Pterinochilus cryptus

Scientific classification
- Domain: Eukaryota
- Kingdom: Animalia
- Phylum: Arthropoda
- Subphylum: Chelicerata
- Class: Arachnida
- Order: Araneae
- Infraorder: Mygalomorphae
- Family: Theraphosidae
- Genus: Pterinochilus
- Species: P. cryptus
- Binomial name: Pterinochilus cryptus Gallon, 2008

= Pterinochilus cryptus =

- Genus: Pterinochilus
- Species: cryptus
- Authority: Gallon, 2008

Species of tarantula

Pterinochilus cryptus is a tarantula in the Pterinochilus genus.
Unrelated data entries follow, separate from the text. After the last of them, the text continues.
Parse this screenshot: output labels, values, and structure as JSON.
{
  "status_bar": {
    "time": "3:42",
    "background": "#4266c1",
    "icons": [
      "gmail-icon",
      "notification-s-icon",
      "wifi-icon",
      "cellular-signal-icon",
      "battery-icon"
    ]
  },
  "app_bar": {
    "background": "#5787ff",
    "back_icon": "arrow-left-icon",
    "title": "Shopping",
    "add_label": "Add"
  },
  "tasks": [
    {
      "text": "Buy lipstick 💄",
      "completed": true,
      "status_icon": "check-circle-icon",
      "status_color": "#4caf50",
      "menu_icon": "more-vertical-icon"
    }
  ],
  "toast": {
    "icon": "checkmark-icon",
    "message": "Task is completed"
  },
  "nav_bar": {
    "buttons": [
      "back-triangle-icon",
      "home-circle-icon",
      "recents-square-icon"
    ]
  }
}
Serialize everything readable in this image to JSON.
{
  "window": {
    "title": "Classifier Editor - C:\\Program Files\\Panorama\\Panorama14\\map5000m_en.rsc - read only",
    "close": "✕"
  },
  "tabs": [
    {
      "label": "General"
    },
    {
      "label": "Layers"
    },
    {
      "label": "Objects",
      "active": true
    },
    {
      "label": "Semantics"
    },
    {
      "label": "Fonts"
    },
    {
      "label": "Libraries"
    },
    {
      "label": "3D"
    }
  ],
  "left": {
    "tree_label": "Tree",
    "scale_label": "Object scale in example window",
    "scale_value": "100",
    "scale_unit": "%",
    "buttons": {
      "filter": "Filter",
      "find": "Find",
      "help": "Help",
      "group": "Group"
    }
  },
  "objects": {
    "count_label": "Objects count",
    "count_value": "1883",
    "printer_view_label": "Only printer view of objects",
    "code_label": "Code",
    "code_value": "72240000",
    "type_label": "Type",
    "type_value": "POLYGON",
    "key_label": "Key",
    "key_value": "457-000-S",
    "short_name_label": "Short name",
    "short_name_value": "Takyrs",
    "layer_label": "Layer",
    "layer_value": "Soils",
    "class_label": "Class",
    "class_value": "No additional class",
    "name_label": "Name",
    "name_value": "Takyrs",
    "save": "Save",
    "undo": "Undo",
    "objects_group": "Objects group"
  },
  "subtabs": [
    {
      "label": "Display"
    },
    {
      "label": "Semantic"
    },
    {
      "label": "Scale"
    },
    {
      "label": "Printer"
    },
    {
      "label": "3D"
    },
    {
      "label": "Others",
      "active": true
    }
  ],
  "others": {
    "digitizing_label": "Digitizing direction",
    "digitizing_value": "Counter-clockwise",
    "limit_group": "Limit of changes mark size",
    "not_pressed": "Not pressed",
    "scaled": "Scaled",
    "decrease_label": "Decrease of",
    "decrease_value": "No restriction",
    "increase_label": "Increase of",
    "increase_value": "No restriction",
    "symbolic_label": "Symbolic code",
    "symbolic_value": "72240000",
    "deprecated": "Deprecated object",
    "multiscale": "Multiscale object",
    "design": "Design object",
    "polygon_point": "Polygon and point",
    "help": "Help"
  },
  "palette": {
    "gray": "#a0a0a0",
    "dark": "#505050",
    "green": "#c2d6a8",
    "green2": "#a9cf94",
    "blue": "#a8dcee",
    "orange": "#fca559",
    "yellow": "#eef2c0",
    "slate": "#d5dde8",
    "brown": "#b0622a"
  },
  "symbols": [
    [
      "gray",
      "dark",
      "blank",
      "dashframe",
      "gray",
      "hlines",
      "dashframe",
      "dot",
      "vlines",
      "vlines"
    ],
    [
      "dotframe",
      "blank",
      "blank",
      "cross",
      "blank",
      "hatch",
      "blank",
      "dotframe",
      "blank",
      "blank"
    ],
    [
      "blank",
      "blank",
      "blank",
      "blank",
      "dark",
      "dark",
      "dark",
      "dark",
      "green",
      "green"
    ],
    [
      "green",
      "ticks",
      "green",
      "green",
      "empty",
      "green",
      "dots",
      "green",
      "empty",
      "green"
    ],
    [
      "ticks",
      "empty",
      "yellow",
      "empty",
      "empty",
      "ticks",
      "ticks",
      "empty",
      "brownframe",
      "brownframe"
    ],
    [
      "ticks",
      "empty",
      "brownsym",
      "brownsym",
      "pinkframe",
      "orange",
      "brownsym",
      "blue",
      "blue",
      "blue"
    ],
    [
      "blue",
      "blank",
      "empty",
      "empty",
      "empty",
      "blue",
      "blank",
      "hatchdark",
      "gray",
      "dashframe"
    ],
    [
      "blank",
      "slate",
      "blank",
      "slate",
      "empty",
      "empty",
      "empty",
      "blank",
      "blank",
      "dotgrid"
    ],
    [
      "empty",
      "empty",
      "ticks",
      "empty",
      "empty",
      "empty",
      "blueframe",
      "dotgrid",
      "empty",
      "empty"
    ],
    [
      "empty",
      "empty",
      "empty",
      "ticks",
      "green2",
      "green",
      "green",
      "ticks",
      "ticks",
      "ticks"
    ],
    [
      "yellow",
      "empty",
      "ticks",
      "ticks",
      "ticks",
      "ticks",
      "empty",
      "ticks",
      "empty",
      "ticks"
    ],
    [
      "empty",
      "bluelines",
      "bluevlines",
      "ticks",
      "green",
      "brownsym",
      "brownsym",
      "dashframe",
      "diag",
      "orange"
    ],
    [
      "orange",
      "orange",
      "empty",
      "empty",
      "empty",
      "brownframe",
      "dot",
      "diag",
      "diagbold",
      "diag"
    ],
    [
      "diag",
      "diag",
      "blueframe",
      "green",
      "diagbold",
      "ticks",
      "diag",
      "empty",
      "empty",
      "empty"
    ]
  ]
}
It was first described by Richard C. Gallon in 2008. It is found in Lucira, Angola in Namibe province, and is named after the Greek word for hidden, since they were originally misidentified as atypical specimens of P. murinus. They were misidentified as it was thought they had palpal regrowth.

== Characteristics ==
The palpal bulb is gently curved embolus, the absence of an inflected embolic tip and, the absence of a row of stiffened hairs in the scopula are the primary identification factors of this tarantula. Chelicerae, legs, and abdomen are a yellowish brown color, the carapace with badly distinguishable yellowish brown radial striae. Their ecology is mainly unknown, though it was observed that males are mature in September.

== Habitat ==
It is found roughly in the Namibian savanna woodlands and the Kaokoveld desert. These regions are known for their arid and semi-arid climates, where it mainly rains in the summer. Average annual rainfall varies from 60 to 200 mm, with average temperatures being 24 °C.